Wednesday, September 23, 2015

DNF: Deep South by Paul Theroux

I was excited to try out Deep South, by Paul Theroux. Theroux's reputation precedes him, and his writing style was probably the best thing about this travelogue. It's pleasurable to read his words, but in this case the more I thought over them the more problematic things became. I dove into Deep South while we were in Gulf Shores, Alabama because I wanted to learn more about the area of the deep south we were in, and while I did learn a lot, I read 186 pages, and I just don't have it in me to endure for a total of 500+. 

While Theroux is a likable guy, I do have some issues with another white northerner waxing poetic about the allure of the south. He came, he saw, he left, he came back, because the south had him in thrall, people are poor poor poor and race relations suck. But it's so CHARMING! People are so FRIENDLY!

There is no new perspective on the south here. His "true portrait" of this region of the country is built on seeking out the poorest people and the most under-served parts of the south, and while it's necessary to shine a light on these issues, it's a biased, one-sided book that I would probably be more interested in if it came from someone else or took a different approach.

While I'm not in any way mad at this book, Theroux's voice on this particular topic just isn't one I'm terribly interested in. 

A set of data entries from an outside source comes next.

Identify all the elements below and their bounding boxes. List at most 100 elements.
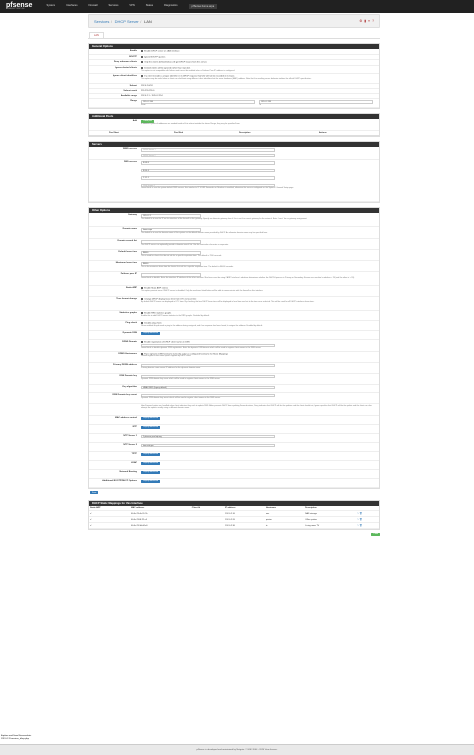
pools-table-header: Pool Start Pool End Description Actions [89, 131, 379, 136]
stats-help: Enable this to add DHCP leases statistic… [141, 314, 210, 317]
add-mapping-button[interactable]: + Add [371, 532, 380, 536]
menu-system[interactable]: System [46, 4, 55, 9]
ddns-advanced-button[interactable]: Display Advanced [141, 331, 161, 335]
ping-checkbox[interactable] [141, 321, 144, 325]
ignore-denied-help: This option is not compatible with failo… [141, 69, 235, 72]
ldap-label: LDAP [131, 461, 137, 464]
servers-panel: Servers WINS servers WINS Server 1 WINS Se… [88, 140, 380, 203]
menu-diagnostics[interactable]: Diagnostics [164, 4, 177, 9]
breadcrumb-dhcp[interactable]: DHCP Server [115, 19, 139, 24]
row-hostname: tv [264, 522, 305, 530]
menu-firewall[interactable]: Firewall [89, 4, 98, 9]
menu-host[interactable]: pfSense.home.arpa [188, 4, 218, 9]
deflease-help: This is used for clients that do not ask… [141, 254, 222, 257]
row-ip: 192.0.2.30 [224, 522, 265, 530]
ddns-checkbox[interactable] [141, 340, 144, 344]
row-client-id [190, 522, 225, 530]
search-help: The DHCP server can optionally provide a… [141, 243, 229, 246]
tab-bar: LAN [88, 31, 380, 39]
keyname-label: DNS Domain key [119, 374, 137, 377]
pools-col-desc: Description [239, 131, 251, 134]
ignore-denied-checkbox[interactable] [141, 66, 144, 70]
menu-interfaces[interactable]: Interfaces [66, 4, 77, 9]
dns1-input[interactable]: 8.8.8.8 [141, 160, 275, 165]
main-content: Services / DHCP Server / LAN ⚙ ▮ ≡ ? LAN G… [88, 14, 380, 744]
ignore-ids-checkbox[interactable] [141, 74, 144, 78]
menu-status[interactable]: Status [146, 4, 153, 9]
wins1-input[interactable]: WINS Server 1 [141, 147, 275, 152]
save-button[interactable]: Save [90, 491, 99, 495]
delete-icon[interactable]: 🗑 [360, 519, 363, 521]
tftp-advanced-button[interactable]: Display Advanced [141, 452, 161, 456]
deny-checkbox[interactable] [141, 61, 144, 64]
check-icon: ✔ [89, 522, 130, 530]
breadcrumb: Services / DHCP Server / LAN ⚙ ▮ ≡ ? [88, 14, 380, 28]
ldap-advanced-button[interactable]: Display Advanced [141, 461, 161, 465]
arp-checkbox[interactable] [141, 286, 144, 290]
gateway-label: Gateway [128, 213, 137, 216]
ping-label: Ping check [125, 321, 137, 324]
time-help: By default DHCP leases are displayed in … [141, 300, 315, 303]
dns2-input[interactable]: 8.8.4.4 [141, 168, 275, 173]
search-label: Domain search list [117, 239, 137, 242]
footer-text: pfSense is developed and maintained by N… [196, 749, 278, 751]
sliders-icon[interactable]: ⚙ [359, 19, 362, 23]
download-caption: Explore and Send Screenshots 192.0.2.1/s… [1, 735, 31, 740]
ntp1-input[interactable]: 2.pfsense.pool.ntp.org [141, 434, 275, 439]
menu-vpn[interactable]: VPN [129, 4, 134, 9]
mac-advanced-button[interactable]: Display Advanced [141, 416, 161, 420]
list-icon[interactable]: ≡ [368, 19, 370, 23]
additional-pools-panel: Additional Pools Add + Add pool If additio… [88, 112, 380, 137]
gateway-help: The default is to use the IP on this int… [141, 217, 308, 220]
failover-label: Failover peer IP [120, 272, 137, 275]
enable-checkbox[interactable] [141, 50, 144, 53]
general-options-panel: General Options Enable Enable DHCP server… [88, 43, 380, 109]
deflease-label: Default lease time [118, 250, 137, 253]
menu-services[interactable]: Services [108, 4, 118, 9]
time-checkbox[interactable] [141, 297, 144, 301]
delete-icon[interactable]: 🗑 [360, 513, 363, 515]
secret-help: Dynamic DNS domain key secret which will… [141, 397, 221, 400]
ddnsdomain-text: Enable registration of DHCP client names… [144, 341, 190, 344]
ignore-denied-label: Ignore denied clients [115, 66, 137, 69]
pools-col-start: Pool Start [109, 131, 119, 134]
keyalg-select[interactable]: HMAC-MD5 (legacy default) [141, 385, 275, 390]
chart-icon[interactable]: ▮ [364, 19, 366, 23]
domain-label: Domain name [122, 227, 137, 230]
row-mac: 00:0c:29:3d:44:e9 [129, 522, 191, 530]
breadcrumb-lan: LAN [144, 18, 152, 24]
stats-checkbox[interactable] [141, 311, 144, 315]
delete-icon[interactable]: 🗑 [360, 525, 363, 527]
ntp2-input[interactable]: time.nist.gov [141, 443, 275, 448]
ntp-label: NTP [132, 425, 137, 428]
pfsense-logo[interactable]: pfsense COMMUNITY EDITION [6, 2, 32, 11]
subnet-value: 192.0.2.0/24 [141, 84, 153, 87]
avail-label: Available range [120, 94, 137, 97]
dns3-input[interactable]: 1.1.1.1 [141, 176, 275, 180]
additional-advanced-button[interactable]: Display Advanced [141, 479, 161, 483]
netboot-label: Network Booting [119, 470, 138, 473]
bootp-text: Ignore BOOTP queries [144, 56, 166, 59]
help-icon[interactable]: ? [372, 19, 374, 23]
breadcrumb-services[interactable]: Services [94, 19, 109, 24]
maxlease-help: This is the maximum lease time for clien… [141, 265, 234, 268]
avail-value: 192.0.2.1 - 192.0.2.254 [141, 94, 163, 97]
bootp-checkbox[interactable] [141, 55, 144, 58]
netboot-advanced-button[interactable]: Display Advanced [141, 470, 161, 474]
table-row[interactable]: ✔ 00:0c:29:3d:44:e9 192.0.2.30 tv Living… [89, 522, 379, 530]
primary-label: Primary DDNS address [113, 363, 137, 366]
row-description: Living room TV [304, 522, 357, 530]
top-navbar: pfsense COMMUNITY EDITION System Interfa… [0, 0, 474, 13]
add-pool-label: Add [132, 119, 137, 122]
ntp1-label: NTP Server 1 [123, 434, 137, 437]
static-mappings-panel: DHCP Static Mappings for this Interface … [88, 500, 380, 531]
tftp-label: TFTP [131, 452, 137, 455]
arp-help: This option persists even if DHCP server… [141, 289, 264, 292]
ntp-advanced-button[interactable]: Display Advanced [141, 425, 161, 429]
deny-text: Only the clients defined below will get … [144, 61, 208, 64]
wins2-input[interactable]: WINS Server 2 [141, 153, 275, 158]
additional-options-label: Additional BOOTP/DHCP Options [102, 479, 137, 482]
mask-label: Subnet mask [123, 89, 137, 92]
failover-help: Leave blank to disable. Enter the interf… [141, 276, 355, 279]
tab-lan[interactable]: LAN [89, 32, 104, 38]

Pub Date: September 29, 2015
Publisher: Eamon Dolan/Houghton Mifflin
Format: E-galley
ISBN: 0544323521 
Source: Publisher, for review consideration


  1. Sorry this didn't work for you :( I have it sitting on my floor from BEA...I might flip through it a bit, but I'm wondering if I'll ever get around to reading it. 500+ pages is a lot for a travelogue type book!

  2. Yeah, I get exactly what you mean. The south is so much more complex than most people think.

  3. Hmmm....I completely understand your thoughts. And, yes, sometimes it gets a little old hearing about the 'issues' of the South, but also the friendliness. Of course we are friendly. Of course there are issues. But, honestly, other parts of the country have 'issues' too. Somehow, it all sounds a little condescending. I'm not mad either, but a little weary of 'popular' view of things. And a little tired of being expected to be uber friendly, but slightly dimwitted. LOL

  4. Interesting! The topic of this book struck me as your type of thing, but I get your problems with it too.

  5. Yeah, I just -- Paul Theroux's take on my home doesn't interest me at all. People come here with all these preconceived notions about what we're like and what we think and sound like, and just, I'm not interested in hearing about it anymore. I know what we are like. I don't need to stress out my blood pressure having mental arguments with tourists.